Prospective graduate students interested in joining the group should indicate their interest when applying for admission to the Department of Chemical Engineering at the University of Virginia.

Undergraduate students interested in research opportunities should express interest by contacting Prof. Geise directly. Please be prepared to provide copies of your most recent resume and unofficial transcript.

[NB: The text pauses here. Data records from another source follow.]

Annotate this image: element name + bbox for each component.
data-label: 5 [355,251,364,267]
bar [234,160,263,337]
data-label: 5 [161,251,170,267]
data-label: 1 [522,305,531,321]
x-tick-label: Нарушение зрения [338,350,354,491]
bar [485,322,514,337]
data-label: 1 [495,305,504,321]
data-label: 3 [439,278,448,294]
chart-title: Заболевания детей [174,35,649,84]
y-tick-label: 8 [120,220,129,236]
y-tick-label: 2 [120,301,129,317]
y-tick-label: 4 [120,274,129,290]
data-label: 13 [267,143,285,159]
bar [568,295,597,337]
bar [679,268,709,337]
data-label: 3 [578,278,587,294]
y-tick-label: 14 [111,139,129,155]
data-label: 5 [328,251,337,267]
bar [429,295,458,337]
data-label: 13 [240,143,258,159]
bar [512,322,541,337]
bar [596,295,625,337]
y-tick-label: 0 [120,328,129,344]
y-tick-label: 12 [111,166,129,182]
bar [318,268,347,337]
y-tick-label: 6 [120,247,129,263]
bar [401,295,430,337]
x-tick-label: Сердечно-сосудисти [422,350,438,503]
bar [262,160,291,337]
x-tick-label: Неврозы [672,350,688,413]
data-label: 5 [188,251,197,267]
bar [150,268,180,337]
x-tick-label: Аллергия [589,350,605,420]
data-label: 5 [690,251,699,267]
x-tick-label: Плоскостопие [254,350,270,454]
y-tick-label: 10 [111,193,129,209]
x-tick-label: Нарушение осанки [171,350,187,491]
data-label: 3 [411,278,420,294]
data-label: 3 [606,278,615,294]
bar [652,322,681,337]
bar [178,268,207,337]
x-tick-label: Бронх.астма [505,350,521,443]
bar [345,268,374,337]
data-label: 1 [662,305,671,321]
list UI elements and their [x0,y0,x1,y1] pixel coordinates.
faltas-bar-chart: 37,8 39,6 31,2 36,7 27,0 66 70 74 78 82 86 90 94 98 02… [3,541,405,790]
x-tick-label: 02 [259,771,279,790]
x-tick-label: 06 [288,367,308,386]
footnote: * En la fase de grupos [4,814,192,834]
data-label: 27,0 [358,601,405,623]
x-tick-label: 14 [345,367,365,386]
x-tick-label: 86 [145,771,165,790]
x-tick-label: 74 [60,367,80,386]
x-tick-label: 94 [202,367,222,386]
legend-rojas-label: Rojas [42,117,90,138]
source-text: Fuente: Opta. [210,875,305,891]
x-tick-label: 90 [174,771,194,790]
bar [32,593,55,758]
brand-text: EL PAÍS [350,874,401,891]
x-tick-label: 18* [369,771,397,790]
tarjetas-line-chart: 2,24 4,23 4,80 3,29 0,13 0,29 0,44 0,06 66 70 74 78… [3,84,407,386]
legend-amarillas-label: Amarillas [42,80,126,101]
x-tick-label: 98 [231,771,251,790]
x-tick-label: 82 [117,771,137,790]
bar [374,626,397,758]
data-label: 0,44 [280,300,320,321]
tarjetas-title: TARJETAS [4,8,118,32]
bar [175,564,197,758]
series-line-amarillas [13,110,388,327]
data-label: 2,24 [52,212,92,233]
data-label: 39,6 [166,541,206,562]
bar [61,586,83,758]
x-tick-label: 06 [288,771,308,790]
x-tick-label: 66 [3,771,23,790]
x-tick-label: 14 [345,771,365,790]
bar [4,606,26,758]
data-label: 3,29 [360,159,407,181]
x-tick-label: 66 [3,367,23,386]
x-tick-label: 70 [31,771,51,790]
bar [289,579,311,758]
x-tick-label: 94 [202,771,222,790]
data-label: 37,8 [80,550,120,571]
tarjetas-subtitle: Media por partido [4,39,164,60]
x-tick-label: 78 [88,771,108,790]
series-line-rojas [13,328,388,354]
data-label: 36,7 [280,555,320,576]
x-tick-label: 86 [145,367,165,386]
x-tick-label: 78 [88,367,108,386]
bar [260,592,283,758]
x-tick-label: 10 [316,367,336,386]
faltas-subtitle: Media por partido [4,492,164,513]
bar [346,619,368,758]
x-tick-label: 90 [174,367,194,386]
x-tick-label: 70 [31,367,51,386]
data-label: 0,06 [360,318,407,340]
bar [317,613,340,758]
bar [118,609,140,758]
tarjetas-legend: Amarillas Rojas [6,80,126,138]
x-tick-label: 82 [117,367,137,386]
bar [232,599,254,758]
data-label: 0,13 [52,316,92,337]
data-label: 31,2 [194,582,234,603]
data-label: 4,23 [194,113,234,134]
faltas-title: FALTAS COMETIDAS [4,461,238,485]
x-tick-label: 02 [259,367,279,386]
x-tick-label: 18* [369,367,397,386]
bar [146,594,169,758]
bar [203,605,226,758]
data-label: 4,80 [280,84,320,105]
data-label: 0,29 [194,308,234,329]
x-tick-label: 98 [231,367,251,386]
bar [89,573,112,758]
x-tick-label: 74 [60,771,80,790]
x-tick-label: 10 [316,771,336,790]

Latest News from the Geise Group


July 2023

Dr. Rueben Pfukwa Visits the Geise Research Group

Dr. Rueben Pfukwa (Department of Chemistry and Polymer Science, University of Stellenbosch) is spending time this summer as a Visiting Professor in the Geise Research Group. Dr. Pfukwa is collaborating with the group to develop advanced polymers for desalination applications.

June 2023

Mariah Tammera Joins the Geise Research Group

The Geise Research Group is excited to welcome its newest member, Mariah Tammera.
Mariah is a rising 2nd year student at George Mason University and is participating in the UVA Advanced Materials Synthesis REU program.


May 2023

Geise Group at NAMS 2023

Sean Bannon, Anna Harris, Inara Oliveira do Carmo Nascimento, Bea Tremblay, and Charlie Leroux (left to right and top to bottom) presented their research at the 2023 North American Membrane Society Poster Session in Tuscaloosa, Alabama.


May 2023

Sean Bannon Admitted to Doctoral Candidacy

Congratulations to graduate student Sean Bannon for successfully completing his Ph.D. Dissertation Proposal titled Understanding how interactions between ions, water molecules, and polymer influence desalination transport properties of sulfonated polysulfone.

May 2023

Geise Group Undergraduate Researchers Win Awards

Congratulations to Geise Research Group undergraduate researchers Anna Harris, Bea Tremblay, and Lena Keesecker for winning UVA Dept. of Chemical Engineering awards. Anna and Bea won Thomson Scholarships, and Lena won the Excellence in Leadership and Edward and Lois Paul awards.